IG Markets forex thoughts
IG Markets forex thoughts.
EUR/USD
Sovereign yields continued to be the bane of
the euro bulls’ lives, as Fitch came out in European trade
and suggested what everyone already knew - that Spain will
miss its deficit targets by some way. Comments from the
Austrian Finance Minister suggesting Italy may need a
bailout at some stage also didn’t help sentiment, although
Mario Monti did refute this later on in the session. It is
hard enough holding Spanish debt at present, given the fears
it will miss deficit targets, lack of growth, unemployment
and subsequent austerity that will only inflame these
problems, but there is concern if the bank bailout/loan
comes from the ESM, you will be subordinated as well;
all-in-all not a very compelling case to hold Spanish debt.
It also seems the change in sentiment we saw on Monday is
really based on the fact that Spain refuses to accept the
real cause of the problems that real estate losses, which
could increase anywhere between 15 % and 35%, will place
greater strain on a country which already has limited growth
prospects. Spanish ten- year yields did push to 6.83%, but
as risk appetite came back into the market, they
subsequently found buyers and closed at 6.70, helping
EUR/USD trade from 1.2443 to re-claim the 1.25 handle.
There does seem to be growing condemnation of the way this crisis is being handled by officials, and again Germany put to bed any idea of a banking union (i.e.

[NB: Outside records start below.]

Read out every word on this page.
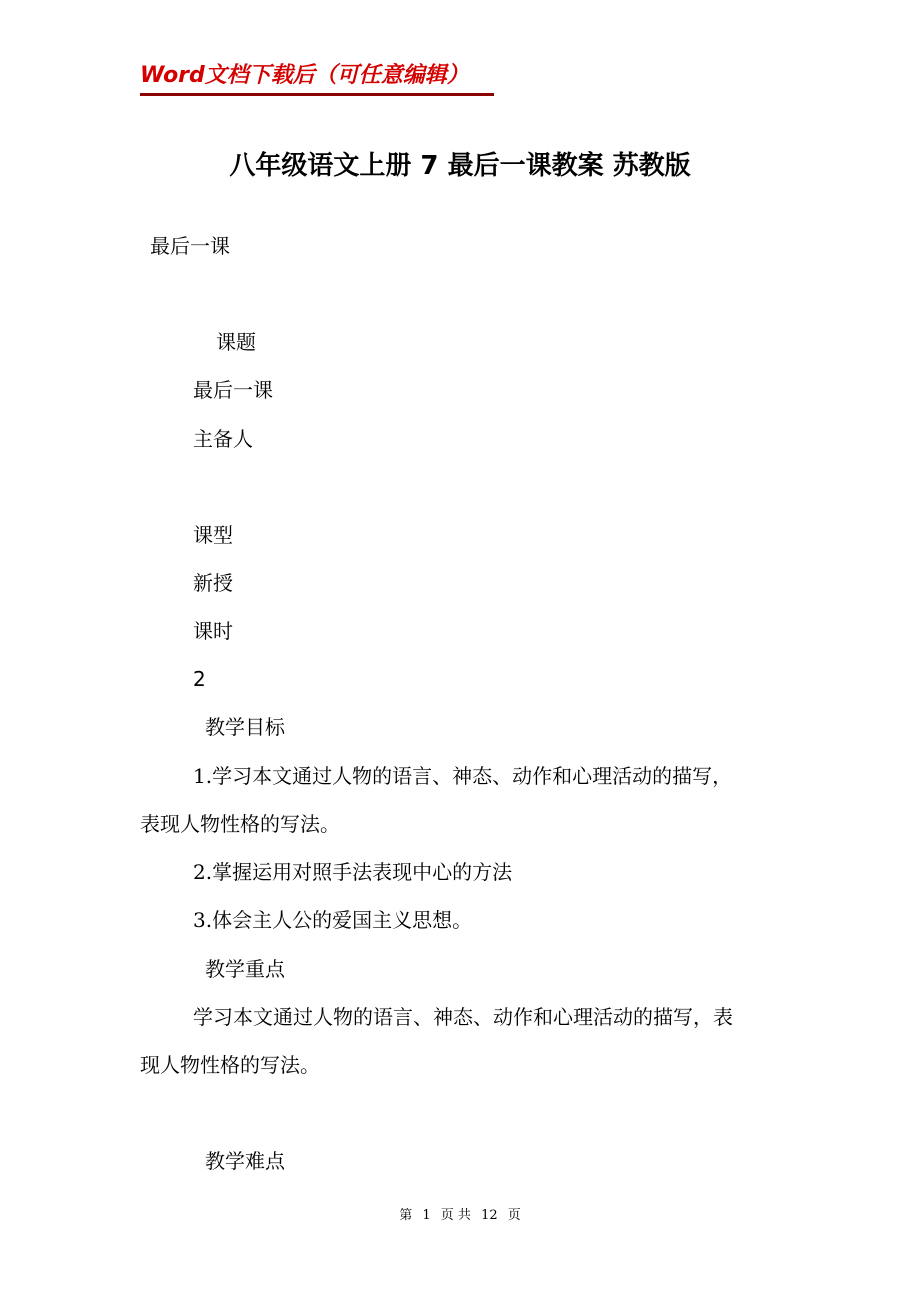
Word文档下载后（可任意编辑）
八年级语文上册 7 最后一课教案 苏教版
最后一课
课题
最后一课
主备人
课型
新授
课时
2
教学目标
1.学习本文通过人物的语言、神态、动作和心理活动的描写，
表现人物性格的写法。
2.掌握运用对照手法表现中心的方法
3.体会主人公的爱国主义思想。
教学重点
学习本文通过人物的语言、神态、动作和心理活动的描写，表
现人物性格的写法。
教学难点
第 1 页 共 12 页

Eurozone-wide supervision of lenders, deposit guarantees and contributions from the financial industry) re-iterating its view that there has to be fiscal union and a belief that eurozone country’s balance sheets are under control before they commit their tax-payer funds to help stem the crisis.
In Germany later today, the German political leaders
will discuss the fiscal compact, however it will be
interesting to see if we hear more about a European
Redemption Fund (ERF), something that was put forward a
while ago by the German Council of Economic Experts which
has been getting more and more airtime in recent days, given
the German opposition has supported this idea. It is a
complex beast, but as Goldman Sachs summed it up, ‘the ERF
is a type of Eurobond, but, unlike Eurobonds it would be
temporary (25 years), it would mutualise all sovereign debt
above 60% of GDP into a fund guaranteed jointly by Eurozone
governments’. It is obviously much more in-depth than
that, but some are calling this a ‘game changer’, but
like all things, it needs to be signed off by the German
government. We may see a continuation of the ‘melt-up’
we are seeing in the short term, however we will need to see
a close above 1.2624 (January 13 low), and subsequently
1.2668 (38.2% retracement of May sell-off) to really scare
off the shorts.
AUD/USD
AUD/USD followed risk sentiment as always in European/US trade, with price action looking decisively like the pair wants to make another crack at parity. European bond spreads continue to blow out, with Spain’s ten-year hitting 6.83%. However, the late session pullback to 6.70%, mixed with comments from Fed member Charles Evans that he is in ‘favour of any accommodative policy’ were enough to push to pair higher as trade wore on. Anyone who says they know how the next couple of weeks are going to go is wrong; we just don’t and the implications of the unknown should keep risk relatively contained, but it does feel that traders are longing for answers, and shorts are concerned that if a significant policy change is announced, they will be left nursing some steep losses. As we have seen over the last week or so, parity seems to be a psychological barrier at which the Aussie struggles to close above. We feel that the real key though is whether pair can close above 1.0028 (50% retracement of the April to May sell-off); if this were to occur, a quick move to 1.0133 could ensue. The trade we feel is more compelling though is short EUR/AUD. We have highlighted this before, but the close below the April 16 low, not to mention the 100-day moving average and 50% retracement of the February to May rally, has opened up a potential move to 1.2476 (61.8% retracement of the mentioned move). The OIS market is still pricing in an 81% chance of a July cut, which we feel is optimistic, while recent statistics suggest there is only about $3 trillion of AAA-rated bonds globally, down from $17 trillion a year ago. Australia’s share of this is pushing up to 10%, effectively making Aussie bonds more attractive for those who need to hold AAA bonds in their portfolio; therefore, many of these purchases will mean buying of AUD.